Michael “Nick” Nichols/Wildlife Photographer of the Year
As our world grows, it’s becoming disturbingly polluted. This boy cannonballs into a polluted river in Jakarta, Indonesia, while piles of garbage drift by next to him.
Tin Man Lee won the Smithsonian’s “Nature’s Best Photography” competition with this shot from Alaska’s Katmai National Park of a Grizzly Bear pouncing through icy waters.
Tin Man Lee / Nature’s Best Photography Awards
The devastating Ebola outbreak this year was the largest outbreak of the frightening virus in history. In this photo from October, survivor Sontay Massaley, 37, leaves an MSF clinic in Paynesville, Liberia. She is returning to her three healthy children after spending eight days in treatment.
John Moore/Getty Images
There was a lot of solar activity this year, which created some incredible auroras. Reuters photographer Yannis Behrakis traveled to Norway to capture this shot.

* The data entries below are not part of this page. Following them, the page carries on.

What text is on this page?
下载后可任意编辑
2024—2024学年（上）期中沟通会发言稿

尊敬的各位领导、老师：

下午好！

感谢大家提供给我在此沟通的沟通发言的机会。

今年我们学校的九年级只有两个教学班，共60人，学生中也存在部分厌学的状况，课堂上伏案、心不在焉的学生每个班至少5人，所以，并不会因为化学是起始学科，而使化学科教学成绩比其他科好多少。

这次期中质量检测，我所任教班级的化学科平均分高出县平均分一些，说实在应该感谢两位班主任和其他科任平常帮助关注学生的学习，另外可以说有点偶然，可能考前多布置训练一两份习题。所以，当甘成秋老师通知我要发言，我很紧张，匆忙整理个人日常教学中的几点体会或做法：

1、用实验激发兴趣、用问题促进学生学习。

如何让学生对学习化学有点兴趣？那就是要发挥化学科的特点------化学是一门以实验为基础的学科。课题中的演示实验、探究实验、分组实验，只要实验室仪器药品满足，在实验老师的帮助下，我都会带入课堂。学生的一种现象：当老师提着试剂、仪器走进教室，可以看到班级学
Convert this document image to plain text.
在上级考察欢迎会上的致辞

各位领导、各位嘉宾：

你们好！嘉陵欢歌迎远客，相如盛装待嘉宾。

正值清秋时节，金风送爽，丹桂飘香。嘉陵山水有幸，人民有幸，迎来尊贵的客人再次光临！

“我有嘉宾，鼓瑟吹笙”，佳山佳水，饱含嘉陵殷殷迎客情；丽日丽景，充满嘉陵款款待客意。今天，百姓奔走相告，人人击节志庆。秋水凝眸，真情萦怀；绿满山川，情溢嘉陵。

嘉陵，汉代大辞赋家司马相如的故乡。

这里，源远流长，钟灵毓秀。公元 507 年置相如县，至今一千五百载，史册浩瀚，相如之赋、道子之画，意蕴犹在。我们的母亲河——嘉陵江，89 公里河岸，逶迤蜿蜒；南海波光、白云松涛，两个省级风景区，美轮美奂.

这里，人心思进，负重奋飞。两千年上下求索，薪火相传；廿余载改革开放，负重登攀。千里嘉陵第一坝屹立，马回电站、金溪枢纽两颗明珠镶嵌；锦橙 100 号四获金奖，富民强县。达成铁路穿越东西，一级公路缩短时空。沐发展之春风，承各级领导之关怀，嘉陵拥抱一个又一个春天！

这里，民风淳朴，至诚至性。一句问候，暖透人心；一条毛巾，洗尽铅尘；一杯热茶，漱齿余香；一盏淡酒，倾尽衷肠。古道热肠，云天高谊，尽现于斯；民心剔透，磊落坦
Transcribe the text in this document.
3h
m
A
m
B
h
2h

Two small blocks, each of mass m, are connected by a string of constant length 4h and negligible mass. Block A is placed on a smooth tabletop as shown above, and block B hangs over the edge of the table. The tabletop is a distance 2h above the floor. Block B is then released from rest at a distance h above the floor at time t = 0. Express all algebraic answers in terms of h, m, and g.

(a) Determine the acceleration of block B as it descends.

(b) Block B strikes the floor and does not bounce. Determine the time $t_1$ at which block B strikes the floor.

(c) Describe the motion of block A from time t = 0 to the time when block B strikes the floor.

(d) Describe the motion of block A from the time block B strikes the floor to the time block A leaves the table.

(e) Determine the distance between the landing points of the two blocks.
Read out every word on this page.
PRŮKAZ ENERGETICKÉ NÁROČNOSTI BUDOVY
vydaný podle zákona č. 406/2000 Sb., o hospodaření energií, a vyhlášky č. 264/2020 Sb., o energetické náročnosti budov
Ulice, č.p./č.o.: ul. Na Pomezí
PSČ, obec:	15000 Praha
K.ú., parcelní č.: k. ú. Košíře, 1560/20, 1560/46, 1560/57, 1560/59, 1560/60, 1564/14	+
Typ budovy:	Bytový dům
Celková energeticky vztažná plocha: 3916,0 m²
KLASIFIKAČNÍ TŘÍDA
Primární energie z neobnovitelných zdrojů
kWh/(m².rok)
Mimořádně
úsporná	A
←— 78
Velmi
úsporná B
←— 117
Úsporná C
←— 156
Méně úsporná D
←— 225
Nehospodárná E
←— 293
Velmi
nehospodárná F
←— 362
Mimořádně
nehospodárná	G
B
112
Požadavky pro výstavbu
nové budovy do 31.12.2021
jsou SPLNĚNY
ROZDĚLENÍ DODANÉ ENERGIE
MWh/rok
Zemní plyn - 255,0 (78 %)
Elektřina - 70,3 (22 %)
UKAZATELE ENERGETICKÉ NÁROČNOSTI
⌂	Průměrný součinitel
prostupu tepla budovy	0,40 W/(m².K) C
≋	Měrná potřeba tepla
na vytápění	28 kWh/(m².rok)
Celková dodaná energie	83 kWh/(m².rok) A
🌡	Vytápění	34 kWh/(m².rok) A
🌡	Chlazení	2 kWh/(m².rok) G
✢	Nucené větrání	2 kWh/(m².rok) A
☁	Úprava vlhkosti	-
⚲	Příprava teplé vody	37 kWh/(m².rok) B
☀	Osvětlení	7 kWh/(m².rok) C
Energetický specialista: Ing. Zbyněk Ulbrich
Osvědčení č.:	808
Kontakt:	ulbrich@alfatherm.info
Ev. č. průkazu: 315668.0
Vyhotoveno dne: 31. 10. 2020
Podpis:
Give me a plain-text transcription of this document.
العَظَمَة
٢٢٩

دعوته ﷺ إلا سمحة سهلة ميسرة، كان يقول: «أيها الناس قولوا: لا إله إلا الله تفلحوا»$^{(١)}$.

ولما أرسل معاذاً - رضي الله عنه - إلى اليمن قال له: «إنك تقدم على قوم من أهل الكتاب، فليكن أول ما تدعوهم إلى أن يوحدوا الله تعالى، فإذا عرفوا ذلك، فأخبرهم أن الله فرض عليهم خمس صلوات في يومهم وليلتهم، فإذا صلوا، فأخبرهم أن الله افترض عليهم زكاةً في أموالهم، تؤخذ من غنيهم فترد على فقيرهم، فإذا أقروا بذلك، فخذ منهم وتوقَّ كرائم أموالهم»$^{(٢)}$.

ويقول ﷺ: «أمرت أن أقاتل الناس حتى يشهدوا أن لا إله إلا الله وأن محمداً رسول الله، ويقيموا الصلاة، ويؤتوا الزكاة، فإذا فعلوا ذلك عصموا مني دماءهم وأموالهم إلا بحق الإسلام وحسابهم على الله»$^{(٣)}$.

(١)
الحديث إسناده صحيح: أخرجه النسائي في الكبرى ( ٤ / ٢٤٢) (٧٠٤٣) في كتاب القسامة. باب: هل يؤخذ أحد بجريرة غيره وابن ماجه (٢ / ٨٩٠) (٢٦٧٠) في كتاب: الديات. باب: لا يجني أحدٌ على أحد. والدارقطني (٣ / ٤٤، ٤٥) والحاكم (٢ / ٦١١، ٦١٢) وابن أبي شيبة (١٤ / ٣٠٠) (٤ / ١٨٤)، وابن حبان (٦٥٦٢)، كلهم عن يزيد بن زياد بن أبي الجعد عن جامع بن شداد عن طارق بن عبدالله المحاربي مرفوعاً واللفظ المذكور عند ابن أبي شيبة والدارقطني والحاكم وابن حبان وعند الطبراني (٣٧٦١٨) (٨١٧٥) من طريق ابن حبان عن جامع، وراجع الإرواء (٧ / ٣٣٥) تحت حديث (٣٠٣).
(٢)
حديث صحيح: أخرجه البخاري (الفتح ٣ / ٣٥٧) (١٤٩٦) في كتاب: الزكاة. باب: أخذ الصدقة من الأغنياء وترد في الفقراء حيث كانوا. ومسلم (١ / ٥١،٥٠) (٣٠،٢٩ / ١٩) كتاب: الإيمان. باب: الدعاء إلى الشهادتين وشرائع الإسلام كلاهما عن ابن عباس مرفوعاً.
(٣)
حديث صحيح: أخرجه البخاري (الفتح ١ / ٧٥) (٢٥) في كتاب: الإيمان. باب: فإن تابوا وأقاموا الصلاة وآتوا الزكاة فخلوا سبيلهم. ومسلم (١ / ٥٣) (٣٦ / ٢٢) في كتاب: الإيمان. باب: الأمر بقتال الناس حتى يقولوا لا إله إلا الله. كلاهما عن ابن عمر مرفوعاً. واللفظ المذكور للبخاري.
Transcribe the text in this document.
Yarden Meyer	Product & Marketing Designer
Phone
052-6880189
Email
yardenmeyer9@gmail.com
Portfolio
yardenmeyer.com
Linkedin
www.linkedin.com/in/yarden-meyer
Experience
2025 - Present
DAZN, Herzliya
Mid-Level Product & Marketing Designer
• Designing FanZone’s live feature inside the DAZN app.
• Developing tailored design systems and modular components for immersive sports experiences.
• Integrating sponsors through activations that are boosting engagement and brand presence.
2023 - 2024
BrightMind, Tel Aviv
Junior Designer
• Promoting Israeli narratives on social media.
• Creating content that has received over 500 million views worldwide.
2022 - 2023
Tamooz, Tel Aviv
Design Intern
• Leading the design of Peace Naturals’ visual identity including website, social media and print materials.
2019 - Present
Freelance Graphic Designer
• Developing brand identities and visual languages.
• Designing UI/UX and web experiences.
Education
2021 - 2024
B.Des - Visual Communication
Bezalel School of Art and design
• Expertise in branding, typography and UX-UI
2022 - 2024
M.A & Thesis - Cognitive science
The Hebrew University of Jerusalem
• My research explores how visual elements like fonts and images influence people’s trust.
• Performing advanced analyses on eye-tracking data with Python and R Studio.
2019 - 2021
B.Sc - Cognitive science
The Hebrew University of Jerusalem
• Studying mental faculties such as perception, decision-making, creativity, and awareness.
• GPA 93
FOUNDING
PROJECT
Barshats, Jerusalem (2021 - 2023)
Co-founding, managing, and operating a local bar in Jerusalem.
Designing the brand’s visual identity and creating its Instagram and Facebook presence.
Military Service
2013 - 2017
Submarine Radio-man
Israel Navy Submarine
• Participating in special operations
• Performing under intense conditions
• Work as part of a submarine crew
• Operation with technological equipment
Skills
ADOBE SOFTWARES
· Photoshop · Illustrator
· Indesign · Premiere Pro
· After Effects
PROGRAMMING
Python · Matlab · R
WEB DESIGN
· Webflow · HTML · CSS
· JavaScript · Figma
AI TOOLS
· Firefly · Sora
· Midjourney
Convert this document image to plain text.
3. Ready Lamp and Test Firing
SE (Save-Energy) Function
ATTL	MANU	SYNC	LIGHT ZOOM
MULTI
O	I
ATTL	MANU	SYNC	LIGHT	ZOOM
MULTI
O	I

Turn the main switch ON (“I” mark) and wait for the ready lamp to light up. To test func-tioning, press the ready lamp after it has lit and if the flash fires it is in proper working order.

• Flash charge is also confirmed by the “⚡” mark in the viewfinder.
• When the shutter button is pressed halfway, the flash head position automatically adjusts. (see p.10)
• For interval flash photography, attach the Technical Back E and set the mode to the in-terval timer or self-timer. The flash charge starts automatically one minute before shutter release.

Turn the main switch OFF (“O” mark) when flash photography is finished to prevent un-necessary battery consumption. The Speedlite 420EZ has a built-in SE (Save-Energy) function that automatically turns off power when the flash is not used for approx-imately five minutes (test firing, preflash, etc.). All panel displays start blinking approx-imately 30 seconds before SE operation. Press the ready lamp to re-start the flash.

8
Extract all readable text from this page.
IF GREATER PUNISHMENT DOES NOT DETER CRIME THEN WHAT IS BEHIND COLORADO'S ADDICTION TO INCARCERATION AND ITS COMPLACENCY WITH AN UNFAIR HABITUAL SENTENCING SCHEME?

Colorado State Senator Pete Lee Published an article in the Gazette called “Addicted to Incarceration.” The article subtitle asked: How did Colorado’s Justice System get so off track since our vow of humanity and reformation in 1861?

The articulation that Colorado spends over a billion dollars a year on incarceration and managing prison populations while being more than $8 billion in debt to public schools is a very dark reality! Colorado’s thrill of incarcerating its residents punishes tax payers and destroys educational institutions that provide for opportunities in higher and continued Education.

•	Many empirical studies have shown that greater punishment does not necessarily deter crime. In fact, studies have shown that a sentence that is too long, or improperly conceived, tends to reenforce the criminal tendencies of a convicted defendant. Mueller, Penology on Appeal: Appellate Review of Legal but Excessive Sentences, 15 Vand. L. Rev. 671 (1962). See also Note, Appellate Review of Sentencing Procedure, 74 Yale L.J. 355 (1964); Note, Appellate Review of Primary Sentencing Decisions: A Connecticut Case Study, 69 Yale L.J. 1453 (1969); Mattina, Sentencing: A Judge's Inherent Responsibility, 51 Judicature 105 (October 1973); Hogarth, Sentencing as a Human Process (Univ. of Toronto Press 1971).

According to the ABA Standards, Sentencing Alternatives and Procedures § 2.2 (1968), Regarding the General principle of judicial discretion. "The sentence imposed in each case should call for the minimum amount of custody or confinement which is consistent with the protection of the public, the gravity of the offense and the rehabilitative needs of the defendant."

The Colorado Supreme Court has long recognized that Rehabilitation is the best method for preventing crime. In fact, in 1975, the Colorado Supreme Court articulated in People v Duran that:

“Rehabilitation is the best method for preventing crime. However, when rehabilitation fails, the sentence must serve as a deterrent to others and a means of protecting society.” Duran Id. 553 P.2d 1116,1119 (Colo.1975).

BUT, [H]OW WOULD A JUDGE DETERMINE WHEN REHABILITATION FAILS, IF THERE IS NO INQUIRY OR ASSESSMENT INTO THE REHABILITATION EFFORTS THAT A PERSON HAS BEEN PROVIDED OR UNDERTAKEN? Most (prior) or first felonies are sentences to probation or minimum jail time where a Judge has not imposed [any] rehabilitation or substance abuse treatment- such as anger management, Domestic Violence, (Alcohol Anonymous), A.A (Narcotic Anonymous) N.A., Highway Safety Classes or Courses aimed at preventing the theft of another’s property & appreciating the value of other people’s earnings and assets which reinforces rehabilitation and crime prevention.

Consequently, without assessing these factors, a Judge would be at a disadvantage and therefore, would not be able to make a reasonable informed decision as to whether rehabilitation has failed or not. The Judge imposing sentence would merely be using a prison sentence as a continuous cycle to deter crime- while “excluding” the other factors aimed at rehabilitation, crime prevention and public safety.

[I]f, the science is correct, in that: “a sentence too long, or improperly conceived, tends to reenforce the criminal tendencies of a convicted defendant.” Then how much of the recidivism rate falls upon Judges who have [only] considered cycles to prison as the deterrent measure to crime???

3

Charles Krebs shot this amazing image of a beetle carapace for Nikon’s “Small World” photography contest.
A slow-moving river of molten lava from an erupting volcano crept over residential and farm property on Hawaii’s Big Island at the end of October.
REUTERS/U.S. Geological Survey
In November, humanity got its closest look ever at a comet via the Philae lander and Rosetta spacecraft — here’s what the comet looked like from the ship.
Sewage and industrial contaminants create the foam on top of India’s Yamuna River here, which is so toxic it’s considered “dead.” But locals still bathe in the waters during religious festivals like Chhath, which praises the sun god and life on earth and is being celebrated in this photo.
Lightning strikes over Lake Maracaibo in the village of Ologa, Venezuela, where the Catatumbo River feeds into the lake, in the western state of Zulia October 23, 2014. Catatumbo is the lightning capital of the world.
Astronauts aboard the International Space Station took this photograph of Florida in October 2014.
NASA Earth Observatory
A satellite captured a view of the erupting Mount Sinabung in Indonesia on Jan. 23, 2014. First responders can use such images to assess damage and help create evacuation plans.
This shot, “Muscle Power,” by Archna Singh, shot in the Bandhavgarh National Park in Madhya Pradesh, India, was an honorable mention in the 2014 National Geographic Photo Contest.